Alle Voraussetzungen sind erfüllt: Die meisten Leute unter 50 oder sogar 60 können die berühmtesten Stücke aus Star Wars, Indiana Jones und vielen Sergio Leone – Filmen ebenso gut (oder sogar besser) nachpfeifen, wie Mozarts Kleine Nachtmusik, den Beginn von Bachs Toccata und Fuge in D-Moll oder Beethovens Mondscheinsonate, und es wird sich kaum jemand unter 30 finden, dem die Melodien aus Tetris, Super Mario Bro‘s oder Zelda nicht in Mark und Bein übergegangen sind.
Sie bleiben also zweifelsfrei im Ohr, auch nach Jahrzehnten. Doch schlagen sie sich auch, wenn man sie in einen „klassischen“ Rahmen steckt? Und ob!

Die epochalen, fast wagnerischen Orchesterwerke, die Howard Shore für den Herrn der Ringe komponiert hat, waren erst neulich der wichtigste Bestandteil einer nicht nur in höchstem Maße interessanten, sondern auch erfolgreichen Veranstaltungsreihe in Münchens größtem Theater: Herr der Ringe auf großer Leinwand, vom Band kam allerdings nur der gesprochene Text. Die Musik lieferte ein Orchester. Vermutlich etwas, dass auch dem Opernpublikum zu Zeiten des Königs des Bombasts, Richard Wagner, Anklang gefunden hätte, zumal Tolkiens „Libretto“ dem vieler klassischer Opern und auch der meisten Operetten und Musicals haushoch überlegen ist. Aber selbst ohne den Film sind Shores Kompositionen in der Lage, große Konzerthallen – und damit meine ich jene, in denen sonst Krystian Zimermann Rachmaninow zelebriert und die Berliner Philharmoniker einen mit der Pastorale ins Schwärmen bringen – mühelos bis auf den letzten Sitz zu füllen. Genau wie Hans Zimmer, Ennio Morricone und Konsorten.

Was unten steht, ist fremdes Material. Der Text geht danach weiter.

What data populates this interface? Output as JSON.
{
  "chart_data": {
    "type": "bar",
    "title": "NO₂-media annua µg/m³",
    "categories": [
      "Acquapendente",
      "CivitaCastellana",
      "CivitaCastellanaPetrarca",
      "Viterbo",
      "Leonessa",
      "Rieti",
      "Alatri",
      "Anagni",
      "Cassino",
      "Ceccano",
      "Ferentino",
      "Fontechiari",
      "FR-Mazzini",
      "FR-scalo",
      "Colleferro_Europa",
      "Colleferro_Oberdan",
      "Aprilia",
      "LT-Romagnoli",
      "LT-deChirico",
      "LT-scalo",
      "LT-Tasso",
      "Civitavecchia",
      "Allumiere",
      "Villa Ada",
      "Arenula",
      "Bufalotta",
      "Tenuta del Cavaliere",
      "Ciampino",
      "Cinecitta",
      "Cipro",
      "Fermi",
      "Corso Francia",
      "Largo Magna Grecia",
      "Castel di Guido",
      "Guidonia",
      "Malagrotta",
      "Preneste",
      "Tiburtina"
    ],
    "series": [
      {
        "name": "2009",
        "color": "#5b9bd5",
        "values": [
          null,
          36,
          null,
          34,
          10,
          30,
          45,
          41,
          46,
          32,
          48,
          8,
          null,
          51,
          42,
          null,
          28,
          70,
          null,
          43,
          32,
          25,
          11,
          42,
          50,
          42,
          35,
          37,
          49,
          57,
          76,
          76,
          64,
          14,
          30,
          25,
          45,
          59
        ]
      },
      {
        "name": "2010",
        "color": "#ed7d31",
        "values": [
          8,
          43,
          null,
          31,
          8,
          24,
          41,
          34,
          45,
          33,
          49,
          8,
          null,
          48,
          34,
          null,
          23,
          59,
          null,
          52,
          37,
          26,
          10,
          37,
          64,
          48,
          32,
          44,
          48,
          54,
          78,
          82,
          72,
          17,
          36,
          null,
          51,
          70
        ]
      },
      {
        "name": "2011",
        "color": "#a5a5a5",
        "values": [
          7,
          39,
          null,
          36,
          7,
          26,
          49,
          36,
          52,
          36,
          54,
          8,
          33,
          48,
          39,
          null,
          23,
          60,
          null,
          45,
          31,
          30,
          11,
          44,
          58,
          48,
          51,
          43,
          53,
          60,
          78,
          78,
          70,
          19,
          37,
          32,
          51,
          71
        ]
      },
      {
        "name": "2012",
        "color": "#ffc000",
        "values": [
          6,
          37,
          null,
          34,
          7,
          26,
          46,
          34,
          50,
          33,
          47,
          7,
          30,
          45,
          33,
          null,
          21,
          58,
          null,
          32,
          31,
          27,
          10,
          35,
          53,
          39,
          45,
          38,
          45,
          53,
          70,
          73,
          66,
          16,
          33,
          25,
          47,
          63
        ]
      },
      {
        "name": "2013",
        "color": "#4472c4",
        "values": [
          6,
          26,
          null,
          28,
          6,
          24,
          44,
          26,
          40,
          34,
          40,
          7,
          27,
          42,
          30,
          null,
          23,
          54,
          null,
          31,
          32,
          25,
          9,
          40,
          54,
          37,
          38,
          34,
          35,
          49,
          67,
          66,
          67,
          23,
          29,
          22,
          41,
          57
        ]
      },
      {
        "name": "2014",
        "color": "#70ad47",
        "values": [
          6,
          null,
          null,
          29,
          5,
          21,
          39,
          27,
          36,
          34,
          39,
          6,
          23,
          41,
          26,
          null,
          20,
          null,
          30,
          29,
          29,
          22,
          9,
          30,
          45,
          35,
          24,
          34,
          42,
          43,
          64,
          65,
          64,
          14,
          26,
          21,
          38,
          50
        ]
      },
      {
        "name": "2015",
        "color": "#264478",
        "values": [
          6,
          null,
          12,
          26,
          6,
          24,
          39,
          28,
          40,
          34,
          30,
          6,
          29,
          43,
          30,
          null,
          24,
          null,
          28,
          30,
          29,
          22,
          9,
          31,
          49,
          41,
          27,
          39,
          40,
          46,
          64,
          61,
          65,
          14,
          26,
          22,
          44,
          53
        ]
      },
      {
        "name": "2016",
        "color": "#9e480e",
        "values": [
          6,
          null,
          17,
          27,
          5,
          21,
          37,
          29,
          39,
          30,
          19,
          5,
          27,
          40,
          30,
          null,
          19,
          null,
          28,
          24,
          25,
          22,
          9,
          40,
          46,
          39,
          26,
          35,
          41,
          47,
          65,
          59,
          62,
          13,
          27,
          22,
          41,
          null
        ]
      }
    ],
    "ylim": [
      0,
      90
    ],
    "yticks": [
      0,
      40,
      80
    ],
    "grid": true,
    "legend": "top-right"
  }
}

Und was in Deutschland noch eher ein peripheres Phänomen ist, ist in Japan und anderen Ländern schon ein fixer Bestandteil der Konzertkultur: Videogames in Concert.
Es dürfte für viele alteingesessene Klassik-Aficionados vielleicht lächerlich klingen, aber es gibt kaum einen schöneren Anblick, als zu sehen, wie eine Heerschar vermeintlicher „Nerds“ sich an der orchestralen Umsetzung des Zelda-Themas berauscht und teilhat an der majestätischen russischen Seele, wenn er hört, wie das Cembalo die Melodie von Tetris anstimmt. Kindheitserinnerungen, durch die Musik wieder zum Leben erweckt.

Uematsu Nobuo, vielleicht der bekannteste Vertreter der Zunft der Videospielkomponisten, versetzt mit seinen großartigen Kompositionen tausende von Menschen in musikalische Verzückung. Dabei muss es sich nicht einmal um alteingesessene Squaresoft-Jünger handeln. Ich kann mir hervorragend vorstellen, wie To Zanarkand selbst den verbohrtesten Verdianer zu Tränen rührt. Es ist für mich kein Wunder, dass die neueren Werke von Square-Enix den Älteren in puncto Atmosphäre nicht einmal annähernd das Wasser reichen können – Ueamatsu komponiert nicht mehr für die Spieleschmiede. Er war ein eben so wichtiger Teil dieser spielbaren Gesamtkunstwerke, wie Grafik und Handlung.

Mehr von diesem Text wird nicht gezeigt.